Yale administrators admitted error in making a collection of confidential security documents available to over 40,000 people in the Yale community.
Deputy Secretary for the University Martha Highsmith, who oversees Yale’s emergency operations, told the News Wednesday that some of the documents were online by mistake, and attributed their wide availability to an access-code error that allowed any user with a net ID to view the documents.
“It could have been a human error, it could have been a software error,” she said. “We just don’t know.”
Highsmith said Information Technology Services representatives are currently assessing the problem, and determining how to fix it. While some of the documents “clearly should not have been public,” Highsmith said, community members have contacted her in the past week to express relief that the University has emergency plans in place.
Highsmith said the next step is to determine which documents can be put back online for the public to see and whether to post redacted versions of other files.
“I think there is information that would be helpful to everyone in the community,” she said.
Still, Highsmith said the most sensitive information, such as meeting locations for the Emergency Operations Team — the group of administrators charged with coordinating emergency responses — was not included in the leak. The 35-page Emergency Operations Plan labeled “September 2010” did include this information, but Highsmith said that, by February, it was already outdated.
University Secretary Linda Lorimer said the University is exploring ways to securely post the confidential information.
“However,” she added, “if we find we cannot be confident of an online secure site, we will just continue to rely on the old-fashioned way: Hard copies of the Red Emergency Notebook.”
Lorimer called the access-code error an “innocent” but “serious” one.

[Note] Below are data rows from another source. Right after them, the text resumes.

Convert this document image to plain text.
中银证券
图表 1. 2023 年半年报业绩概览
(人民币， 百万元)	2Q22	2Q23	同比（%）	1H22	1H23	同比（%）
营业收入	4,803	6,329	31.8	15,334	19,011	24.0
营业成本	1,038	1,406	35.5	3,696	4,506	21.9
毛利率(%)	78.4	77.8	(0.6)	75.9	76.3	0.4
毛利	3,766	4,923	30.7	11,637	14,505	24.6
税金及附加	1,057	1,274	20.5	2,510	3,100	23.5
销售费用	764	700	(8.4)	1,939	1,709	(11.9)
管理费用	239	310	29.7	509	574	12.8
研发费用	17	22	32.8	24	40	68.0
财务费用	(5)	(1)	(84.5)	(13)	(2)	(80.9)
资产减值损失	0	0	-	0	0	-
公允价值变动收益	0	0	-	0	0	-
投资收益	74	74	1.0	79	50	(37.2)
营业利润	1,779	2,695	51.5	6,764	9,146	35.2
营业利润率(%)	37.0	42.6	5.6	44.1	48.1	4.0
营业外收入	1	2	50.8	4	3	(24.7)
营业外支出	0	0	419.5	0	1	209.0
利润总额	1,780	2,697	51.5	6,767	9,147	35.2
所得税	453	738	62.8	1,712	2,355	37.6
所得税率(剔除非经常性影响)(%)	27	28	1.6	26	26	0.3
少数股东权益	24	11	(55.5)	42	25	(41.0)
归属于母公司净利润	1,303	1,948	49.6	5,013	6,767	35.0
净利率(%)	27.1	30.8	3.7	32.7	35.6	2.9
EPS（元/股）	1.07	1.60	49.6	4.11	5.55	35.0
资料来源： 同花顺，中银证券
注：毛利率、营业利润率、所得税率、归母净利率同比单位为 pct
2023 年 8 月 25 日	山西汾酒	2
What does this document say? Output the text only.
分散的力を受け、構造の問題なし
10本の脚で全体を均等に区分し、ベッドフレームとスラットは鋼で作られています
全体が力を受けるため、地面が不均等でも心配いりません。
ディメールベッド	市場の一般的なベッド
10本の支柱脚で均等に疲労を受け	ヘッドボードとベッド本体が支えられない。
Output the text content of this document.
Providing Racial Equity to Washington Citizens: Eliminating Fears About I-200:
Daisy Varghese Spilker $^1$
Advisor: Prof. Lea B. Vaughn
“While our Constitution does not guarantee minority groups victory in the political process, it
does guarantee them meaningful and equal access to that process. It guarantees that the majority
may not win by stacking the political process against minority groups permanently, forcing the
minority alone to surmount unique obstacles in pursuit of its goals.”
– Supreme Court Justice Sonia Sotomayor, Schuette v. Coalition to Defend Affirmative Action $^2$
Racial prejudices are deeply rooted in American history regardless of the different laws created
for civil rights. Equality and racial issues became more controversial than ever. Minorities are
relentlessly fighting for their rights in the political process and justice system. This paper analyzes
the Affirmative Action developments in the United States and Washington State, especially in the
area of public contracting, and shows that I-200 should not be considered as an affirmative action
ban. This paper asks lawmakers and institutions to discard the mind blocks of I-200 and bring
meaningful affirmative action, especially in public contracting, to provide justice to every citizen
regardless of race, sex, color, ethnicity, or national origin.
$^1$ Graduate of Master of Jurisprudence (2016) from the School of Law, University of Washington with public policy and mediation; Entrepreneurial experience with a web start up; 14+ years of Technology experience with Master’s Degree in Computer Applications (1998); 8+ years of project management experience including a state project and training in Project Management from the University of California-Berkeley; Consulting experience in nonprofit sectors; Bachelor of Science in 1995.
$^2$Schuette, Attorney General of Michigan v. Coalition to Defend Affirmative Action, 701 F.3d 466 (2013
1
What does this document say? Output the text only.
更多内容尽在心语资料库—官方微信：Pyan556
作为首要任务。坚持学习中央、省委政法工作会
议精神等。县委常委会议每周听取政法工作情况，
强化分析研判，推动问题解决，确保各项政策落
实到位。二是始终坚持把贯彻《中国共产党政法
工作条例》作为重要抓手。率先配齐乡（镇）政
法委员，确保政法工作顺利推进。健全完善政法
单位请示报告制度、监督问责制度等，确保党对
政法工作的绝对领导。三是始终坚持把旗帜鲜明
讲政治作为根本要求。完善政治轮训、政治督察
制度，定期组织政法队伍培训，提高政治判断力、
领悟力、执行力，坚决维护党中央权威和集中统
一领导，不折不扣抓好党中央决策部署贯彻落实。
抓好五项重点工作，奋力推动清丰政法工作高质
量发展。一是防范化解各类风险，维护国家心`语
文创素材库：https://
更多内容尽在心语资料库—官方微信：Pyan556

While Highsmith said that contact information and location-specific details are too sensitive to be online, the most important parts of the plan are unwritten: The essential pieces of Yale’s emergency management lie in the EOT’s preparation and not in any document, she said.
Last Monday afternoon, the News told Highsmith that potentially sensitive information on the Emergency Management website was widely accessible. Highsmith said at the time that at least some of the documents were intentionally available to raise awareness of the University’s level of preparation. The link to the documents was removed from the site the following day.
“I’m sure there was a lot of information that was perfectly okay to be public,” University President Richard Levin said of Yale’s mistake. “Obviously some of it was not appropriate.”
Two outside security analysts concurred with Levin. Dolores Stafford, the president and CEO of D. Stafford and Associates, a consulting firm specializing in campus safety and security, said that the most sensitive information was the contact information for top University officials and instructions for operating the emergency communications system.
Yale’s cache of security documents is not unique. Harvard University maintains a completely public emergency management website, which contains tips for how to handle major incidents such as explosions or flooding. The website also contains links to Harvard’s online Emergency Operations Center, which is only accessible to certain administrators, and a server of emergency planning resources. The latter link, whose online description is analogous to Yale’s collection of formerly available documents, is not accessible to undergraduates.
In addition to contact information and the Emergency Operations Plan, the online server also included Yale’s Facebook and Twitter passwords.
Drew Henderson contributed reporting.